“One martini is all right. Two is too many, and three is not enough.” — James Thurber
What a great month is June for serious drinkers. Just last week we celebrated National Bourbon Day, and now we come upon a day dedicated to a white spirit concoction — a creation journalist H. L. Mencken called "the only American invention as perfect as the sonnet.”
The martini has been in the cocktail lexicon since the late 1800s, though the exact origin is still debated. The precursor may have been a drink called the Martinez, served at the Occidental Hotel in San Francisco in the 1860s, which was a wine glass full of dry vermouth and a shot of gin. In the 1888 Bartenders Manual, a recipe was published that called for “half a wine glass of Old Tom Gin, half a wine glass of vermouth.” And then there was the Italian vermouth maker — whose product is currently sold here as Martini & Rossi — who in 1863 began marketing their product under the brand name Martini.
During Prohibition, gin was relatively easy to produce (in a bathtub, quite often) and so was fortified wine, so the martini flourished as a speakeasy specialty. By the 1940s, the proportion of vermouth had shrunk to a ratio of around four to one — probably as a result of cleaner, better tasting gin produced legally after Repeal.
Whatever the proportions, the spirits were poured over ice and stirred together, then strained into a glass, the shape of which has inherited the martini name.
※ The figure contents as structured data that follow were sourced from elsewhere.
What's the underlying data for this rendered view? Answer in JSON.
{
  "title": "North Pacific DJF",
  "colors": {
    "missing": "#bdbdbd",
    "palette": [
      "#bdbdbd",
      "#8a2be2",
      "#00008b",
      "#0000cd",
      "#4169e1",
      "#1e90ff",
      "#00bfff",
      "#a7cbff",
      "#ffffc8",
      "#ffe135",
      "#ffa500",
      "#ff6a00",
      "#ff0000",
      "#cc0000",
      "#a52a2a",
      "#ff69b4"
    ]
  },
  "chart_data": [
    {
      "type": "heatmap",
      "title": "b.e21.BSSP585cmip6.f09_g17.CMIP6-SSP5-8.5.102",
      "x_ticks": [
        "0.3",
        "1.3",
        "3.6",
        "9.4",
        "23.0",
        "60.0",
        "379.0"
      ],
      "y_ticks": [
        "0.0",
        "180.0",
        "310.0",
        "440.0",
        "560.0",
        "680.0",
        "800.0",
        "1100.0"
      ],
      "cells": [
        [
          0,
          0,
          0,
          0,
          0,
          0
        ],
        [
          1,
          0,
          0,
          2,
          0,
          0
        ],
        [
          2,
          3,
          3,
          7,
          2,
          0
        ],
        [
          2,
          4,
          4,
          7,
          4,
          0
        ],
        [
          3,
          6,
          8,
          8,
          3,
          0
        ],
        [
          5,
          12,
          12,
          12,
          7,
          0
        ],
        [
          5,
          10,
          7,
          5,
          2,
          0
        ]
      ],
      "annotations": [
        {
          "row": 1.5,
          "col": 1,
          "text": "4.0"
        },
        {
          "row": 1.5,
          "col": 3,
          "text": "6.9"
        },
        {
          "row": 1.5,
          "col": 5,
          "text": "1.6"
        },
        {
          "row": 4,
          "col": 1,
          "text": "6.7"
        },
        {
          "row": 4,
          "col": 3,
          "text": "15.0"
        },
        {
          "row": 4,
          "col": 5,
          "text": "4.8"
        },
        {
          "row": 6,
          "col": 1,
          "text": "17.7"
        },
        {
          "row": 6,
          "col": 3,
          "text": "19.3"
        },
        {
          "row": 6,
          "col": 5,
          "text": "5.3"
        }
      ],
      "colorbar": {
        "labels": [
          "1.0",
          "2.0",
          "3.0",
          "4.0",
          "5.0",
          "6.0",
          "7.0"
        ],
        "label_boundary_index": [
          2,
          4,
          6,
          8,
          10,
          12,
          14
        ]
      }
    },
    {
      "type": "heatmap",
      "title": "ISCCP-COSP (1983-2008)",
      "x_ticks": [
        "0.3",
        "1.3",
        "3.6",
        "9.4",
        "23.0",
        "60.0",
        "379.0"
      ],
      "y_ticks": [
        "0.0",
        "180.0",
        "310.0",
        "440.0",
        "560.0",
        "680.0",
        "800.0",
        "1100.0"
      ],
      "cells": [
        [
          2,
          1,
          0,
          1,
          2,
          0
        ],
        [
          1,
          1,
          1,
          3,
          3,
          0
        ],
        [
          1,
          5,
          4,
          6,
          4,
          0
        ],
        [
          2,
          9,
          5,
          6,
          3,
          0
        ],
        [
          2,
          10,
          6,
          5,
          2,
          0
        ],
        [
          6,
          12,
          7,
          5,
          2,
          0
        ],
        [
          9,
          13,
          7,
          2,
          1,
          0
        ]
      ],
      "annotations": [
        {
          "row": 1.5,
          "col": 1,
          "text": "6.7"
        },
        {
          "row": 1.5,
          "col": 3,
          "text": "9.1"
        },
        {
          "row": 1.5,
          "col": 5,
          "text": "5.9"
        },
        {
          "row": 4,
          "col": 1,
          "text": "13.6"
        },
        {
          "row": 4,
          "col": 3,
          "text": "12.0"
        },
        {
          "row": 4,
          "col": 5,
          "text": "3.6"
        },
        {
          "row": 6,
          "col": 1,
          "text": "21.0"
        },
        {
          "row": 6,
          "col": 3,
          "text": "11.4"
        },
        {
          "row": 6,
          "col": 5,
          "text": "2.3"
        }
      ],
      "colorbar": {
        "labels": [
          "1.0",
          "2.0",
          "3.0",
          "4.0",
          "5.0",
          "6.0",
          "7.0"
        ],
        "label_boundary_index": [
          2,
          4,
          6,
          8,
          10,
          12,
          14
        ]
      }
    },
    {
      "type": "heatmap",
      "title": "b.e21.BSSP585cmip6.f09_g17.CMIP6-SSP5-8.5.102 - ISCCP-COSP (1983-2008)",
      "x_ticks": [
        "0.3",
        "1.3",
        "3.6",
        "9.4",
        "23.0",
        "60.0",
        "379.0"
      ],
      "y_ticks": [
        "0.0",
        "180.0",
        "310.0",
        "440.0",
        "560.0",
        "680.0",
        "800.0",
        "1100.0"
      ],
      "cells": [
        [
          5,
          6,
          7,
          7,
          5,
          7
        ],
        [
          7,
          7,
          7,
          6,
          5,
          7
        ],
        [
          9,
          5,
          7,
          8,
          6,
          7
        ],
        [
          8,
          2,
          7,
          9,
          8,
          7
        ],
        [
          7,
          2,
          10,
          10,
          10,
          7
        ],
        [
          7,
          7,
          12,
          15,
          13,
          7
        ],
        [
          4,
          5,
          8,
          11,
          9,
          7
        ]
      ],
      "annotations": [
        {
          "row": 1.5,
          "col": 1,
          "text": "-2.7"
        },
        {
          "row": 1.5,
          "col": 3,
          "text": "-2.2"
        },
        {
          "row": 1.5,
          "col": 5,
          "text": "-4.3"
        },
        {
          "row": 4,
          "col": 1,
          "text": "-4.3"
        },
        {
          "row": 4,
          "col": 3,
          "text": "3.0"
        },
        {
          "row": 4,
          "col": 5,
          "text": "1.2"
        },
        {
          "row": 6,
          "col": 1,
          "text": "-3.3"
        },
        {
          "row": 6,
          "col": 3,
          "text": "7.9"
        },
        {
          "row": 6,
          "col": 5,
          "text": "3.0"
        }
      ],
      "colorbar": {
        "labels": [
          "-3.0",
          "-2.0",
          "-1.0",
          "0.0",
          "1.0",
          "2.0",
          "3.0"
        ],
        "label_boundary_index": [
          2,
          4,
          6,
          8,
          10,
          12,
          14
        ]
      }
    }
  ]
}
Then came perhaps the drink’s most famous proponent, James Bond, whose author had him throw tradition to the wind (and created a new one) by ordering a martini “shaken, not stirred.”
Also thanks in part to Bond, the martini became drier and drier — a term that in this case refers to the amount of fortified wine added to the mix. (Somewhat confusingly, the “drier” the martini, the less dry vermouth added.) By the 1950s and ‘60s — the Mad Men heyday of the three-martini lunch — vermouths on the U.S. market has suffered in quality, and many people would drink chilled gin nearly straight.
The martini fell out of favor until a resurgence in the 1990s, which brought back cocktails served in the martini glass, if not actual martinis themselves. Bars began serving variations on the drink, many made with vodka — the most popular U.S. spirit at the time — in combinations with sweet or fruity additives. The “choco-tini,” “apple-tini” and other similar creations filled menus of clubs and bars.
While some may enjoy those drinks, it’s the traditional gin-and-vermouth (and olive) combination that best suits today’s classic cocktail renaissance. Where did the olives come in? Again, no one knows, but the addition of the salty garnish does add extra flavor, and was likely developed back when liquor was much less refined and its flavor had to be covered up. If you love that olive taste, ask for a “dirty martini,” made with an extra splash of olive brine. Order a skewer of cocktail onions with your gin-and-vermouth instead and you have a Gibson. A twist of lemon is also a common garnish, especially if you substitute vodka for gin — a “vodka martini.”
Shaken or stirred? Some think that shaking “bruises” the spirits, breaking down the flavors of the vermouth too much, and insist that stirring is the way to go. However, some relish the cloudy result of vigorous shaking, where bits of ice actually become suspended in the drink, making a bracing, refreshing sip.
What's your favorite way to make the iconic drink?